The Ethics Bell Curve model

A tool to analyse and define your organisation’s ethics programme

The focus on workplace ethics – maintained by on-going ethical scandals – is widely shared by boards and leadership within the private and public sectors (excluding those entities still fighting to maintain the ‘benefits’ of an unethical approach!). Assuming that most (many?) organisations have the intention to behave ethically, the achievement of an ethical culture should follow. But that outcome rests on the quality of ethical understanding within the organisation about what to do.

This echoes King IV principle 2 that “the governing body should govern the ethics of the organisation in a way that supports the establishment of an ethical culture”. Currently the ethical focus is arguably mostly centred on what went wrong when there is an ethical breach, sometimes on who did what wrong, and very occasionally on guilty parties actually being held accountable and facing consequences.

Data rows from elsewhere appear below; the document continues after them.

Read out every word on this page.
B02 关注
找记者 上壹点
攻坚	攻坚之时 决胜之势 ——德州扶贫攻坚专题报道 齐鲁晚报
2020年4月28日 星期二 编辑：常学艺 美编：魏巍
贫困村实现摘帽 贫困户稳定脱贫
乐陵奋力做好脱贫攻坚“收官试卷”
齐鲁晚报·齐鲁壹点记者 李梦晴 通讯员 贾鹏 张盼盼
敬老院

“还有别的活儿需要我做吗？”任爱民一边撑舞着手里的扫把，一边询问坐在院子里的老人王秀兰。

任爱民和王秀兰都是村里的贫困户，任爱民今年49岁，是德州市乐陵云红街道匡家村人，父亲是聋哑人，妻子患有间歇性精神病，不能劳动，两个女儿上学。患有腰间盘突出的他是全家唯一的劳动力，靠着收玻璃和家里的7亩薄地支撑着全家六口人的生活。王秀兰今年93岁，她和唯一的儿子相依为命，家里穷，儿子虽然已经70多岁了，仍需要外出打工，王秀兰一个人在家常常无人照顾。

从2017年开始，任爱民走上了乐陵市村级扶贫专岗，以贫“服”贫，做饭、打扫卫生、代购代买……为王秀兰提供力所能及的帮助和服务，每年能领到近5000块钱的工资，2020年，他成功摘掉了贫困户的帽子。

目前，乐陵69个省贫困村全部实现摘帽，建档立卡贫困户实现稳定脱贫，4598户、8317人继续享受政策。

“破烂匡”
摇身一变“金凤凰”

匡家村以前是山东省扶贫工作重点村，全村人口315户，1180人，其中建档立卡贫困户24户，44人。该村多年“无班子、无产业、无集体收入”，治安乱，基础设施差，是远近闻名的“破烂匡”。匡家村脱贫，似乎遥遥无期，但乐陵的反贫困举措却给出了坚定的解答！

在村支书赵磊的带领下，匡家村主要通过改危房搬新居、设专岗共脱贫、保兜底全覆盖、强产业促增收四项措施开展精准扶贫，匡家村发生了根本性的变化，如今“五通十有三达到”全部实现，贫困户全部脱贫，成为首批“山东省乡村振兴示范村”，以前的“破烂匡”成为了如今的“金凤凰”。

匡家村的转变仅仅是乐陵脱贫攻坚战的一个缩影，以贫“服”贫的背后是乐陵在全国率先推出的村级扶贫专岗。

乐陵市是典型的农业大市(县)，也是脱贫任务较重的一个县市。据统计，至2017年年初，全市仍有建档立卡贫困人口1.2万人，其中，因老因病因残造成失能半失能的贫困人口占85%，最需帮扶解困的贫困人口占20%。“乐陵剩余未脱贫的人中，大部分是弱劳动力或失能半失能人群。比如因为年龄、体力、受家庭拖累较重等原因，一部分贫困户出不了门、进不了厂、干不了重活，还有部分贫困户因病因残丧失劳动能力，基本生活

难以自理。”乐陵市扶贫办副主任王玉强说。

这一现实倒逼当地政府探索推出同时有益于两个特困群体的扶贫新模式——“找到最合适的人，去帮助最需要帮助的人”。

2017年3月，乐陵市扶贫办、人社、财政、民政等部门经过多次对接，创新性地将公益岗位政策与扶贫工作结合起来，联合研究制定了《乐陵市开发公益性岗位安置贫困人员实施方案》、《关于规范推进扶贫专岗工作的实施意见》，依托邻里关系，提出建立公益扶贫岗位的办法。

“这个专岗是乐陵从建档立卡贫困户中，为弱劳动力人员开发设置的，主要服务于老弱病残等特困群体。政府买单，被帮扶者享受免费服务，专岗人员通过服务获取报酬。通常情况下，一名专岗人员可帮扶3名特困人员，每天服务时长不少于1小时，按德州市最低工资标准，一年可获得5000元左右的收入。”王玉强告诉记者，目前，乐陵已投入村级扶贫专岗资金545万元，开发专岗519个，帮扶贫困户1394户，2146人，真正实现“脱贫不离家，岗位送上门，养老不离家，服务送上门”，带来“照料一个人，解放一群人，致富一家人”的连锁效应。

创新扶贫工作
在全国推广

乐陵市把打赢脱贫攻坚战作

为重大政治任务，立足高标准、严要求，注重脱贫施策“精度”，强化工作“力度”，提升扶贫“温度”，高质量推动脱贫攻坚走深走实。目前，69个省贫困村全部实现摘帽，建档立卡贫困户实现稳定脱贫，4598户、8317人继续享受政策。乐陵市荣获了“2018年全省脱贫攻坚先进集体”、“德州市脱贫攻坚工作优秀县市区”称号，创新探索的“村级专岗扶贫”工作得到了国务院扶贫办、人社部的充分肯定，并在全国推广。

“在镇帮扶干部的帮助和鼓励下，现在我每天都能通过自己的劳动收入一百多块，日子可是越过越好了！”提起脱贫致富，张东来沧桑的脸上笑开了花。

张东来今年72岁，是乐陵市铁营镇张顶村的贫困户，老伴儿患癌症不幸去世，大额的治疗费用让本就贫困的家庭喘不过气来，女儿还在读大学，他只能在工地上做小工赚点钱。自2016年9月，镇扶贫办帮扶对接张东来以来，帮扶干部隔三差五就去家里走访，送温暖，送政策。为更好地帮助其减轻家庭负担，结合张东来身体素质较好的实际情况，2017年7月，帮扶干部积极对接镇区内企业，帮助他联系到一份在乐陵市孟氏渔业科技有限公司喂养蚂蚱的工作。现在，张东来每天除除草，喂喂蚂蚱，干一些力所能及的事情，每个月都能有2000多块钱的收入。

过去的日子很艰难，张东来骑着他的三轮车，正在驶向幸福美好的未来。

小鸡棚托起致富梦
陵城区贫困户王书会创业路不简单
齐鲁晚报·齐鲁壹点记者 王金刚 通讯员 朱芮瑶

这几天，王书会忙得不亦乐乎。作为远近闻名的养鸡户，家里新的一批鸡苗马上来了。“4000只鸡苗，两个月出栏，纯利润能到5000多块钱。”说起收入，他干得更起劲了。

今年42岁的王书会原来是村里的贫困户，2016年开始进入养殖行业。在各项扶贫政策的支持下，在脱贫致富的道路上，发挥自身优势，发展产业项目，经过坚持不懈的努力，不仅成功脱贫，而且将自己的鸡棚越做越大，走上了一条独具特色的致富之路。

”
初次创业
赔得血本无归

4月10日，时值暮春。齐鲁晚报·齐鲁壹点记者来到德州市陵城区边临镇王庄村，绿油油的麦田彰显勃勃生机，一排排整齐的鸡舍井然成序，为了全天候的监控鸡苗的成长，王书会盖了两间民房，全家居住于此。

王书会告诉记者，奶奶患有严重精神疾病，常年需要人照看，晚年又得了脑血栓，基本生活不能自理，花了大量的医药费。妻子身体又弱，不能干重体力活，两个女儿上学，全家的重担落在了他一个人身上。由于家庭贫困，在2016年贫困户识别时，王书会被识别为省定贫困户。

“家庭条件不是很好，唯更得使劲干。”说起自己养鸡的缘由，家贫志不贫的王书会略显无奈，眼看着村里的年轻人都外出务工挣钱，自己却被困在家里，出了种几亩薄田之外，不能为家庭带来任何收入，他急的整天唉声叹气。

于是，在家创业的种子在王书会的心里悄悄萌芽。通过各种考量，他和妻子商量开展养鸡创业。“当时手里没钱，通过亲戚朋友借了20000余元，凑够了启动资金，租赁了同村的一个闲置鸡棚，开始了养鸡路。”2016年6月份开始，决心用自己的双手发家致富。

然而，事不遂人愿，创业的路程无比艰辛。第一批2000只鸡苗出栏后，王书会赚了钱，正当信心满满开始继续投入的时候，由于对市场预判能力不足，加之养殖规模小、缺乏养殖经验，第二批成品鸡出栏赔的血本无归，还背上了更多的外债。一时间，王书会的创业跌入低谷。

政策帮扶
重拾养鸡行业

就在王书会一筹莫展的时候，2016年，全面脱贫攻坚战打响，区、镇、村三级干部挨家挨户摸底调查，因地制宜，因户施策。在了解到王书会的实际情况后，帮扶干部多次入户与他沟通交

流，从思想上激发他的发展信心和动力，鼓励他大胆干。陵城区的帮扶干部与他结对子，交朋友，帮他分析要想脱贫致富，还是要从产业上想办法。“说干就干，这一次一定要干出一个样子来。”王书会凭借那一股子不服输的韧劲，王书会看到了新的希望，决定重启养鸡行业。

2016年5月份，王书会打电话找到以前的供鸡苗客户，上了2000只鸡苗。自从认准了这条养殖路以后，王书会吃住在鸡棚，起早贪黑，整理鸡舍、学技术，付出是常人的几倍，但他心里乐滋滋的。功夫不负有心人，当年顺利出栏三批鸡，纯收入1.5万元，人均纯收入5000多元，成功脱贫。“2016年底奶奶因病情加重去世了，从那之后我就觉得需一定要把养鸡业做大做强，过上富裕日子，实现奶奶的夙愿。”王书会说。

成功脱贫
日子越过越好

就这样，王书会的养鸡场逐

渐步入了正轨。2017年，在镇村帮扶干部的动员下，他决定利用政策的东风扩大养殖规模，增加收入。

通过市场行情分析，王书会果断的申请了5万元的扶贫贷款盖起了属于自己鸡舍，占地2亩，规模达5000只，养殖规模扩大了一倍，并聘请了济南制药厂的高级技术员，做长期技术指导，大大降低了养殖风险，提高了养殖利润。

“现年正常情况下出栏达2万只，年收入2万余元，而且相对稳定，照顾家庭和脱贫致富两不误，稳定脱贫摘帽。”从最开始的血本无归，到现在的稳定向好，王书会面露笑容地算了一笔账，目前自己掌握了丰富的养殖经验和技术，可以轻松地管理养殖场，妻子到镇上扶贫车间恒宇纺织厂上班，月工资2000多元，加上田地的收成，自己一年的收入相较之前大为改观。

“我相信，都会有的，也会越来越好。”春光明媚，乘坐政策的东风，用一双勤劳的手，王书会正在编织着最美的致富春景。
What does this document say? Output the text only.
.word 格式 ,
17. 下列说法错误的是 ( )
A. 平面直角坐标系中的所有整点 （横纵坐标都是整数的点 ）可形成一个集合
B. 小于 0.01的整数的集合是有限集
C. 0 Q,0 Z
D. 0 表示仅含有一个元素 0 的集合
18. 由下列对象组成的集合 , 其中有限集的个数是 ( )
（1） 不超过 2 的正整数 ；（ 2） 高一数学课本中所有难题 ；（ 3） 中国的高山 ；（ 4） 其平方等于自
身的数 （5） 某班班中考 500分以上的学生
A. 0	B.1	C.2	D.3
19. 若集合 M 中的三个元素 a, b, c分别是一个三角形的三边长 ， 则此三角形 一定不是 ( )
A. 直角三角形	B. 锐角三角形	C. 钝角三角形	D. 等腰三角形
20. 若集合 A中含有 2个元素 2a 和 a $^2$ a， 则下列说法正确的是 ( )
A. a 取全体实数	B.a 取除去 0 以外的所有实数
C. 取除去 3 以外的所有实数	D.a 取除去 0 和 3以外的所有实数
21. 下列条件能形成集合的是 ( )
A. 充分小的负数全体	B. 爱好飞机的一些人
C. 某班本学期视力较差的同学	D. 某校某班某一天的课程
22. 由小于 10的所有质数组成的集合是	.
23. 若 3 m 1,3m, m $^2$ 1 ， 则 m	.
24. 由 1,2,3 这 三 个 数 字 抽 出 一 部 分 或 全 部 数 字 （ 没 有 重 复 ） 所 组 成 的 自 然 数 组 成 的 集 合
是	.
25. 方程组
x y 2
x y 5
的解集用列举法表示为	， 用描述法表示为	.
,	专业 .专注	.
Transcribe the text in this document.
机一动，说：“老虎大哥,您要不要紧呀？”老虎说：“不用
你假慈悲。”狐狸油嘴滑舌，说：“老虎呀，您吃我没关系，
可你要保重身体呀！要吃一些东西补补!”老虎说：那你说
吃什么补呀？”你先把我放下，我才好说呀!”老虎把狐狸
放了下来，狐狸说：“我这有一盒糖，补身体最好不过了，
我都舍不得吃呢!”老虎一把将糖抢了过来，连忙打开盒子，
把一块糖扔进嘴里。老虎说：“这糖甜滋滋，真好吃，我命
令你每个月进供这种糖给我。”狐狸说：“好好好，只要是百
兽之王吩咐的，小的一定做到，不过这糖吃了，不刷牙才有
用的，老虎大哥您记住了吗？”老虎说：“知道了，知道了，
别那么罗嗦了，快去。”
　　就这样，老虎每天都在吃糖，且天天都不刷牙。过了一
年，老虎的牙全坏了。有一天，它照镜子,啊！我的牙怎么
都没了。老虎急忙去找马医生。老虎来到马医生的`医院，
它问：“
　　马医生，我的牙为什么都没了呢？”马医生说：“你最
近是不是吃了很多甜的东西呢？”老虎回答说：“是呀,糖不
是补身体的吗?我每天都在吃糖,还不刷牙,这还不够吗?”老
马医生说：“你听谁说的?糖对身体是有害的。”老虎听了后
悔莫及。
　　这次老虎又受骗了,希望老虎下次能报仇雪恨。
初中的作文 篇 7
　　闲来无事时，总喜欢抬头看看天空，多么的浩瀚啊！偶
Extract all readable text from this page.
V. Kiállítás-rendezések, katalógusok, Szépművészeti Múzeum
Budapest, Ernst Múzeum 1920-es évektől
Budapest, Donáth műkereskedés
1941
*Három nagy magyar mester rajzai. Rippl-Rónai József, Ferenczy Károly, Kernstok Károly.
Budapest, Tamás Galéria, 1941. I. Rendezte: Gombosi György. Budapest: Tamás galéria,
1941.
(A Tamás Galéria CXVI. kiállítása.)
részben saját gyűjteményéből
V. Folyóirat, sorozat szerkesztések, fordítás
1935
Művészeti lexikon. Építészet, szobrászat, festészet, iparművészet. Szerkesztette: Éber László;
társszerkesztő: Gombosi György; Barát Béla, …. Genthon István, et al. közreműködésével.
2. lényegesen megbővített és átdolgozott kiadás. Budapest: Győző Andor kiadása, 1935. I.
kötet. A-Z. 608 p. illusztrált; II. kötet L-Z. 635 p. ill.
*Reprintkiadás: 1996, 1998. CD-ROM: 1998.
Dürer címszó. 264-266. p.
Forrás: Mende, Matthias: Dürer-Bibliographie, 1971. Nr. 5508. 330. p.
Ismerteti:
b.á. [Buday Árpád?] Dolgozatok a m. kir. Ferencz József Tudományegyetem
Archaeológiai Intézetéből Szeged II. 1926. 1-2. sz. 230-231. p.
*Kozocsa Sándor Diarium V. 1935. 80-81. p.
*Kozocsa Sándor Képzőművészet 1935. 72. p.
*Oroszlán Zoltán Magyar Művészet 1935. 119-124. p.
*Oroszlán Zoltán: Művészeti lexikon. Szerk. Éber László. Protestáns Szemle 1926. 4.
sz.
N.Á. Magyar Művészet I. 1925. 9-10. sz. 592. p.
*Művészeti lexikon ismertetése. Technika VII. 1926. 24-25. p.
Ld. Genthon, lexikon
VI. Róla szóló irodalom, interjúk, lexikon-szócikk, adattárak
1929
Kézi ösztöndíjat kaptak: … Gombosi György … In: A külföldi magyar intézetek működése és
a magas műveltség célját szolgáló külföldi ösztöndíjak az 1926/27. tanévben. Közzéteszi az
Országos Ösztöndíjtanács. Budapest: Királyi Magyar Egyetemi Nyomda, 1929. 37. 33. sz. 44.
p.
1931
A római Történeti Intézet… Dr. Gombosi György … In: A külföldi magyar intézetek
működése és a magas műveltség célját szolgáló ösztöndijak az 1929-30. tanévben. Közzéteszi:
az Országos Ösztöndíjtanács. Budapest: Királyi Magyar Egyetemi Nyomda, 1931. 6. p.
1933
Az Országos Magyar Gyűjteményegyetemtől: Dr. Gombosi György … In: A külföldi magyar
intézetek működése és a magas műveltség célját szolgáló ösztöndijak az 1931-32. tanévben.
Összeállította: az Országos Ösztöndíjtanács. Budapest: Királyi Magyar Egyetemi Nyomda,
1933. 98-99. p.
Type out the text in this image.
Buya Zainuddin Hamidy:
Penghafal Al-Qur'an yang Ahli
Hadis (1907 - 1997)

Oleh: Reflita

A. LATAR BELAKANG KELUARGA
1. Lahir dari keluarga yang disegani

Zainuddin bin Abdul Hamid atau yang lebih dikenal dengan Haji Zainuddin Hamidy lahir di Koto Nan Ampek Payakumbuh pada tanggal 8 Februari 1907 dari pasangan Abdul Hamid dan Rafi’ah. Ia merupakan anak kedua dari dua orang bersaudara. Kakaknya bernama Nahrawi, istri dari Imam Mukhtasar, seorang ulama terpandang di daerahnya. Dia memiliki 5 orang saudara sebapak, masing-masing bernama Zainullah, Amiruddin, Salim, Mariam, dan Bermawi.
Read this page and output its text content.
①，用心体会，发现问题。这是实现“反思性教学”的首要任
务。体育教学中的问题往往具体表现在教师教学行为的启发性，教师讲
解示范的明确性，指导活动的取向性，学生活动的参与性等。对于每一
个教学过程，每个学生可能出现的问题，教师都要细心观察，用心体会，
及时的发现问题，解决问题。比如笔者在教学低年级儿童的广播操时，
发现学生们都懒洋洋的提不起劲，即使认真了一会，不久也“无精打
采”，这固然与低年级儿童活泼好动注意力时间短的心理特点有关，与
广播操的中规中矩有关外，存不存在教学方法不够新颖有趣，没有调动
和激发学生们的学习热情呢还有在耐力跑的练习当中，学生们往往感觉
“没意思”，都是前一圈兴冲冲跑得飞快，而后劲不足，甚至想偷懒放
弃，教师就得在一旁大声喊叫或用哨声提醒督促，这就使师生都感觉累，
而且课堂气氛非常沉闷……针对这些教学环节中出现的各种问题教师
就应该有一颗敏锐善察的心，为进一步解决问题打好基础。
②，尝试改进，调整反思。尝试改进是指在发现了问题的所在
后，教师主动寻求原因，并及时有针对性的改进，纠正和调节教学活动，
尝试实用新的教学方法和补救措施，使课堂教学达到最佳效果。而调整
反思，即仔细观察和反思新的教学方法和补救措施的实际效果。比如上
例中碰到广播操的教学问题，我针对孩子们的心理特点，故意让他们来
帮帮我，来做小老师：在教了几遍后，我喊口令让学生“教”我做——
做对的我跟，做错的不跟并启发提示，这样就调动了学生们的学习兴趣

A practical approach that can add value is a focus on what organisations can and should do to address ethics more effectively, which is what the Ethics Bell Curve model addresses. It provides a practical framework to analyse ethics within an organisation and to define what action is warranted to improve ethical conduct and to create an ethical culture. In effect, it provides the outline for an organisation’s ethics programme.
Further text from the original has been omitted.